Saturday, January 14, 2006
Plain Pets Play Second Fiddle
(Paws to Consider is a bi-monthly column we write for the Oakland Tribune, Tri-Valley Herald and Daily Review. Here is this weekend's column:)
APPLE THE cat likes comfortable laps, chin scritches and the company of other kitties. She is friendly and affectionate to visitors at our Tri-Valley facility and always polite.
But Apple isn't fluffy. She doesn't have unusual coloring, or an extra-long tail. She's not a kitten and she has all her limbs. In fact, as a brown tabby, you might not notice her in a room full of exotic orange cats, or fluffy gray ones flecked with peach tones.
Apple turns 3 years old next month. But an even more important milestone happens on Monday. She will have been a resident of our shelter for one year. She is what we call a long-termer, having spent one-third of her life with us.
There is no obvious reason for her long stay: She behaves like a well-behaved cat should and has proper litter box habits. She gets along well with each new roommate, who inevitably proves to be cuter and more easily adopted. She's the ultimate "straight man," making everyone around her look good. But she suffers from an affliction that reveals a painful flaw in the shelter world: Plain pets don't get adopted very quickly.
If the pet doesn't stand out, adopters' eyes scan past them until they hit the pet that looks different. That means the black and brown pets get less attention. Adult pets get overlooked. Extra large dogs draw interest because they are so odd, but regular big dogs get passed by in favor of that scarce, small fluffy dog everyone seems to be looking for.
Take Sugar. (Please!) She is a medium-sized, nondescript shepherd mix almost 4 years old. She came to the shelter eight months ago as a new mother, but her puppies have long since moved on to their own homes. Sugar is brown and black. Nothing really stands out about her, other than the fact that she is nice and very, very plain. (She does bark. But that is not too unusual for a dog.)
Anyone who works in the shelter system realizes that keeping a selection of animals available for adoption can seem a lot like stocking a retail store. Our priority is to take in those pets that need us the most, while trying to keep a selection that ensures everyone looks unique enough to be easily adopted. This ensures that we continually have space for new pets, and help a greater number of animals. But sometimes we find that we have an overabundance of one type or color of dog or cat. Then none of them seems to get adopted as quickly as if we had just one or two.
Stormy is one of the black cats in our Oakland facility. A dominant color in the cat world, black cats are terribly common. They take the longest to be adopted, surely a fact painful to hear for anybody who has a favorite black kitty at home. If we have only one black cat available for adoption, that cat will get snatched right up. But if we have four, they can languish in the shelter for months.
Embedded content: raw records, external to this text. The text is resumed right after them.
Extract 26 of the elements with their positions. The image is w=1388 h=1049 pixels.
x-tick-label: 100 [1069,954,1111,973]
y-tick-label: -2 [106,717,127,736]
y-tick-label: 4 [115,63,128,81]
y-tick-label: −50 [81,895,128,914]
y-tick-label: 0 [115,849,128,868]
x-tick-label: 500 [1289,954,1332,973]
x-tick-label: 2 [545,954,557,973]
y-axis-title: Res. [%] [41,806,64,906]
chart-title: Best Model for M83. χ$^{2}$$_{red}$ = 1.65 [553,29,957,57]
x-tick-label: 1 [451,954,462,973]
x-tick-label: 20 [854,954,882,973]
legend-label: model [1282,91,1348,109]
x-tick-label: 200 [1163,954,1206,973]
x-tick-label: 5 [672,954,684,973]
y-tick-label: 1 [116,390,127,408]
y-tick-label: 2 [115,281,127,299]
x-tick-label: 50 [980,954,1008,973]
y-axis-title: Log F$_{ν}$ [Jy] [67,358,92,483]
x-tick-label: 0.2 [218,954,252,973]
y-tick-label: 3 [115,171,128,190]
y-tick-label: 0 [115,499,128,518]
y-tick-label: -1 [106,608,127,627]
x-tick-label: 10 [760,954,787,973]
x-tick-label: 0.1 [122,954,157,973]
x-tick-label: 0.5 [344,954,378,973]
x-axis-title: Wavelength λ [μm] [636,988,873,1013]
Two-year-old Stormy has been with us for almost half her life. We are hoping her new home is around the corner, but anyone looking for a nice black cat will first have to rule out Minnie, Mamma Mooshface, Angelo, Lorenzo, Snootie and Ed, our other black cats. Some of them are long-term residents, too.
It's nobody's fault. Human nature is what it is, and we don't begrudge anyone looking for a special pet, even one that might be special for its looks. In fact, we hope you look and look until one unique pet reaches out a paw and touches your heart in a way none other has. Everyone deserves a pet like that.
But shelter staff everywhere reserve a special place in their hearts for the thoughtful adopter who looks past a flashy coat or popular pedigree to adopt the plain pet: the long-term resident, the black cat, the brown dog. We've been known to give parties, complete with going-home presents and tears, when one of our long-term pets finally finds a match. The shelter-wide e-mails usually start off with "Woo-hoo!!!" in the subject
line, and we know it's good news.
So we just have to wait, and take excellent care of them while they are here. We remind them daily what it means to be loved and cared for. We promise that someday someone else will take them home to provide them the same love and care we do. They always go home, even if it takes a year or more.
Apple doesn't seem to mind her wait. It is almost like she knows that her perfect person is around the corner. Until then, she is happy to bask in the attention given her by staff, volunteers and visitors. Happy anniversary, Apple. May this be your last one here.